Little Big Man recounted some of his more memorable hashing experiences. “Once in Hogtown, a lady who was at the hash topless actually spoke to me. I enjoyed that…. In Puerto Vallarta, a harriet named Tits Ahoy let me and Panty Ho from Montreal each touch one of her boobs for a photo. That was fun.”
Captain Canada also highlighted the group’s social benefits. “It’s a great way to meet people and a lot of pretty good pairings have been made over the years…. The hash is a fun and noncommittal way for people, regardless of profession or affiliation, to have fun and let off steam.”
The run itself was only an indication of what would follow. After reaching the “ON-INN!” sign marking the end of the hash, the group is traditionally invited to catch their breath. More importantly, the hashers quench their thirst at the final destination, in this case the home of the hare. The proceeding “circle” ceremony requires particular hashers to perform a “down-down” surrounded by the group, during which said hasher must empty their cup or pour whatever remains onto their head, to the vocal accompaniment of, to put it mildly, animated drinking songs. Newbies should expect to take at least one “down-down” as a form of initiation, probably followed several more for other reasons or accusations such as tackiest costume, tripping on the course, or virtually any other conclusion the hashers come up with. To finish, the circle ceremony was headed up by a steaming haggis in honour of Sir Robbie Burns, as well as a poetry recital.
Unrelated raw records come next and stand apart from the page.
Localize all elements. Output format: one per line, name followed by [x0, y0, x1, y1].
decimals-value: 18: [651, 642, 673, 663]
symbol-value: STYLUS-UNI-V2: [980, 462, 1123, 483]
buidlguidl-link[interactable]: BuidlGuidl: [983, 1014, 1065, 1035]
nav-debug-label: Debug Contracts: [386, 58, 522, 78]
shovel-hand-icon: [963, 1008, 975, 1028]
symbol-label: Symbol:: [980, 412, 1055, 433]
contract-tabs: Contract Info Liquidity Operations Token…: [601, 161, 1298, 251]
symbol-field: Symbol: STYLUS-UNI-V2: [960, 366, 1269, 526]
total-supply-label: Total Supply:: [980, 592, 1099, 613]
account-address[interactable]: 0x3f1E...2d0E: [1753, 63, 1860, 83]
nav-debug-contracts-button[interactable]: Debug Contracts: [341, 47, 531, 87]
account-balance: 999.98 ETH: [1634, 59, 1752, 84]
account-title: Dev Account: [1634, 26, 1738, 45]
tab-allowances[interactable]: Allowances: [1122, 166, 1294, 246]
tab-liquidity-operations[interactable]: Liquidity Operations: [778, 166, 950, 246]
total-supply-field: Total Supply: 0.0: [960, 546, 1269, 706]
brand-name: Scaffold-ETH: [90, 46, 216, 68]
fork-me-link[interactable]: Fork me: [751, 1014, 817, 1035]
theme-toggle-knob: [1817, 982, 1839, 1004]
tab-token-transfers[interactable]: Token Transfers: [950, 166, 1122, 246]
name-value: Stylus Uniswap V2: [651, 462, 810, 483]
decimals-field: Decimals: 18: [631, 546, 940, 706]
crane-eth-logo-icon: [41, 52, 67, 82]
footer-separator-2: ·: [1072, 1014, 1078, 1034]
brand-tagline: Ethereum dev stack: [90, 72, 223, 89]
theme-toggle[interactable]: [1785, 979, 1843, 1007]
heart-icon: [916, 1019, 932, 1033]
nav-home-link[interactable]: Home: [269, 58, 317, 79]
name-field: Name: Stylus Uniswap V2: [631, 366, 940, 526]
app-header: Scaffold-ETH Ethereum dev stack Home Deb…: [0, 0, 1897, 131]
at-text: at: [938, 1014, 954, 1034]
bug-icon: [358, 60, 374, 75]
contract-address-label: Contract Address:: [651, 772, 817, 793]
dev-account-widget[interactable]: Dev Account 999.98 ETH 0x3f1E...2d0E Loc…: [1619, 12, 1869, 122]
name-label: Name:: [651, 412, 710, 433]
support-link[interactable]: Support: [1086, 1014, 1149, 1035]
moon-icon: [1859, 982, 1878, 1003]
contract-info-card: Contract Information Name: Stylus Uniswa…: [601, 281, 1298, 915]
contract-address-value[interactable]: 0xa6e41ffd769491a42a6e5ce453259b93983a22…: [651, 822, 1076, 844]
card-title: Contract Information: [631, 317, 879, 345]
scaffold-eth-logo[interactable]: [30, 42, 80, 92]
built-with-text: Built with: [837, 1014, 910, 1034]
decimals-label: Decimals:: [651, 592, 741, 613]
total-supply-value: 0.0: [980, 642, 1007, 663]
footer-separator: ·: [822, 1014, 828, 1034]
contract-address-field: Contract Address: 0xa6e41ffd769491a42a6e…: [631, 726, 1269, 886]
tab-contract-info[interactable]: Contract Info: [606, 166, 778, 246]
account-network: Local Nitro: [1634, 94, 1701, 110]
The hashers are a warm group eager to welcome new members. Although my initiation into the HHH was relatively tame, my experience with the hashers of Montreal is a great memory, and one I hope to repeat soon. As Captain Canada explained, however, “when done right, there is no memory of the experience at all.”
The Montreal Hash House Harriers meet every Sunday at 1 p.m. at various locations (check mhhh.ca for details); all are welcome. An approximate $7 “Hash-cash” is requested to cover beer and snacks.